Of course, you may be not “believe” in affirmations, and as you may be reading this, telling yourself the reasons this practice “cannot” work. This too is an affirmation, however. So keep in mind that, if this is your truth, your brain and body will work hard to make this true for you.

And yes, there is a delicate balance to consider. You’re absolutely right if you’re arguing that, “Well, no matter how much I tell myself I’m a Martian, that’s not going to happen.” What you affirm must necessarily follow the laws of physics and nature as we know them – and at the same time invite us to stretch “out of the box” and keep reaching for the stars for the unknown (quantum physics…).

Finally, if you’ve tried affirmations before, believe you were diligent, yet found they didn’t work for you, you may wish to consider professional assistance. Your subconscious mind may not be “permitting” change, and a professional can help you uncover possible reasons that you may not really, really want to change deep down inside (i.e., perhaps a few limiting core beliefs formed in past experiences?).

Remember what you already know, that: attitude is everything in any life endeavor. Your mind-body or subconscious does, and keeps track and accesses at any moment the precise “attitude” you’ve trained it to have in a given situation.

In other words, your primary job is to persuade your subconscious that you are okay with a requested change deep down inside, and talking to a professional can help make conscious any limiting or blocking subconscious beliefs and experiences.

Start with a few affirmations that help you calm fears, put on a mindset of trusting yourself and caring about your self and life to bring you positive results.

Here are a few suggestions to choose from:

I love and deeply care for my self, mind and body.

I easily say no to activities that overburden my schedule.

I easily say yes to activities that are healthy for my mind, body, emotional wellbeing (spirit).

I am healthy and whole and vibrant.

I love and accept myself fully, completely, unconditionally.

I am grateful for all I am, have, give and receive.

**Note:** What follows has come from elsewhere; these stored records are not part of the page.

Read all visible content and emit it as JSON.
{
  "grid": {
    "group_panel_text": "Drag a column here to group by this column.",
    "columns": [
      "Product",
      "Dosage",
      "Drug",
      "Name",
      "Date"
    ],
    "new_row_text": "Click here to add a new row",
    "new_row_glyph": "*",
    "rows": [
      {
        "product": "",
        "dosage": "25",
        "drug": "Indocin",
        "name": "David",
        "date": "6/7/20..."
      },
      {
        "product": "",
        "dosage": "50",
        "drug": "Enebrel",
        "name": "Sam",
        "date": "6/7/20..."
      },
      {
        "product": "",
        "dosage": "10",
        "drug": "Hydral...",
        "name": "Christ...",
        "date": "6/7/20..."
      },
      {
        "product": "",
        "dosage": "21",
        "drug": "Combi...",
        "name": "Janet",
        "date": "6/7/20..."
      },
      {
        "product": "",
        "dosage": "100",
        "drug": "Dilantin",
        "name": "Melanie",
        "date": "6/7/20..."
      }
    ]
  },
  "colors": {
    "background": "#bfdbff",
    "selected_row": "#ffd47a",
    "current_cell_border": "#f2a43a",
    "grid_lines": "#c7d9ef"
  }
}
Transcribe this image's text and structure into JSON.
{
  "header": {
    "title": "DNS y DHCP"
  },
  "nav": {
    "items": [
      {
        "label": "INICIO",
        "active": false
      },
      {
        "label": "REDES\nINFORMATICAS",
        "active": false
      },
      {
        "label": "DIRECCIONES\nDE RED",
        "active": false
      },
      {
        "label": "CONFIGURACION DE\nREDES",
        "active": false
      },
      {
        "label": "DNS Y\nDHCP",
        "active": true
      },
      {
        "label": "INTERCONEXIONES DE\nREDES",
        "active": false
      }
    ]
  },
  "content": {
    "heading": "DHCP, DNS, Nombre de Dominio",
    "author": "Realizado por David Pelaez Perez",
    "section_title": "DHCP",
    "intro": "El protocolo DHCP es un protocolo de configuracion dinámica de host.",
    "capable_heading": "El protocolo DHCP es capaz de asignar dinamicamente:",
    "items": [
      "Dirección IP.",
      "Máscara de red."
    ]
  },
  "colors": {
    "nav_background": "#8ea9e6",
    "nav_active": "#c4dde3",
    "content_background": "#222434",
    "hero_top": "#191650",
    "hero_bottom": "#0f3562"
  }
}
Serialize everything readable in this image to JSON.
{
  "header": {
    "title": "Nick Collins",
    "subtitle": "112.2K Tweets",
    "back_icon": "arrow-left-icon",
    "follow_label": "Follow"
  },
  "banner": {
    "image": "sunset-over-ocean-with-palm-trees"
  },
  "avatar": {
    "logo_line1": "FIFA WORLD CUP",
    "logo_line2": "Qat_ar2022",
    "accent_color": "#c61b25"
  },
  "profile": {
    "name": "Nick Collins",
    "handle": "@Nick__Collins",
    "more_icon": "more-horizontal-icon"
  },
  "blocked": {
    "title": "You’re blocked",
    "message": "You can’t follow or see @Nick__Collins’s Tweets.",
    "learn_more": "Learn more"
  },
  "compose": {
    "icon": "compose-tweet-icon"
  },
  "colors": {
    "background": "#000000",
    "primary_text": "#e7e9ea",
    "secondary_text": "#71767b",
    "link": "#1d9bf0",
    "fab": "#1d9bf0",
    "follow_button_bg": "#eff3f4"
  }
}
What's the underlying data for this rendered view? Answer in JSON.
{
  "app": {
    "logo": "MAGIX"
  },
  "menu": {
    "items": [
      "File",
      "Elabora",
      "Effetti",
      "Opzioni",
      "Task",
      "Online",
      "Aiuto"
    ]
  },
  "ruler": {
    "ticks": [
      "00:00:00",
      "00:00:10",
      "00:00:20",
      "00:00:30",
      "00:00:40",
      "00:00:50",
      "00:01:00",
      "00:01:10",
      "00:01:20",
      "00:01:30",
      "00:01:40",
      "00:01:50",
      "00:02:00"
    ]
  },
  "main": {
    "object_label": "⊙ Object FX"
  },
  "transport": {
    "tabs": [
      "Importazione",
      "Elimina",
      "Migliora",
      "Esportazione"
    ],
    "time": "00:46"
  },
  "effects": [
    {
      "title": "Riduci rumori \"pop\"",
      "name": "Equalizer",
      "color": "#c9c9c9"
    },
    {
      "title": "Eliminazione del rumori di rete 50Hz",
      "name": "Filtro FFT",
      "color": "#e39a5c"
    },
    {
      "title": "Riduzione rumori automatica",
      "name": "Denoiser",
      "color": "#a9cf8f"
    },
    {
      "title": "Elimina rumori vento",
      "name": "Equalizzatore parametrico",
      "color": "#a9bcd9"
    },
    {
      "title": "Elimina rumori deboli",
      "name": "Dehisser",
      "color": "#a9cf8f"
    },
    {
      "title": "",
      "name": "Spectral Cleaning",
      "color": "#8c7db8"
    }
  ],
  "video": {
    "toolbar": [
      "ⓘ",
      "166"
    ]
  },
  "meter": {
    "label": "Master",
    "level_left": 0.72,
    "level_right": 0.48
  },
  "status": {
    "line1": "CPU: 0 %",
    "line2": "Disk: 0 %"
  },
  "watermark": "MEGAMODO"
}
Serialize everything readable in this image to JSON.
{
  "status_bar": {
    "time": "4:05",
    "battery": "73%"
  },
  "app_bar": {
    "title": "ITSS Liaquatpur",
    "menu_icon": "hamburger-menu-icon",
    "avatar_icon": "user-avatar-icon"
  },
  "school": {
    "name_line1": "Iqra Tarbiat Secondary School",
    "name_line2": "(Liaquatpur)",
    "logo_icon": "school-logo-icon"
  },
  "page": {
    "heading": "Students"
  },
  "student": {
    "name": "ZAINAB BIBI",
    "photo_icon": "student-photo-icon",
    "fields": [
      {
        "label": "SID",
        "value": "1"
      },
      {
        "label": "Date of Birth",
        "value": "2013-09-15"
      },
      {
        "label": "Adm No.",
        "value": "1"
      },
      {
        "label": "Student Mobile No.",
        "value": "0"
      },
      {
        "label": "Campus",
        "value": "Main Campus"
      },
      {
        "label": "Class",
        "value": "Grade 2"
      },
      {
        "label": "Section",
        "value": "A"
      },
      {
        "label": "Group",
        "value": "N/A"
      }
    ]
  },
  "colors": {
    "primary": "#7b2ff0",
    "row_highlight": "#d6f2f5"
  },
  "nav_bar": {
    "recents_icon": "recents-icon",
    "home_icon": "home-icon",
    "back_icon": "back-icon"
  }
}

I am grateful for my life, every breath I take, my wondrous mind and body.

I choose to celebrate and feel gratitude for each day.

I dissolve all blocks to being courageous and free to ask for what I need.

I replace indecision with calm, focused decisive action.

I notice and wisely let go of any judgments of myself or others, easily and effortlessly.

I and all others deserve to be treated with the unconditional acceptance, dignity and love we yearn for.

I consciously seek to see the best in my self and others even as we may consider requests for change.

I courageously protect my happiness.

I let go of any reluctance, resistance to my good, easily and effortlessly.

I inspire others and others inspire me to live a life of wholeness, harmony and meaning.

I approach any triggering situation in my life thoughtfully and wisely.

Now step into a state of positive expectation. Expect to feel more and more capable and calm, confident and centered, when dealing with something that previously triggered your body’s fear response in the past. Expect to be able to create the optimal happiness you want in your life at any moment.

With a positive mindset, it’s guaranteed to work. Look for and celebrate small successes. Smile a lot.

What determines the brightness of your future is not your past. The level of fulfillment you reach and fulfill does not depend on your past, and rather your commitment to the level of happiness you choose to affirm for yourself in your present moments.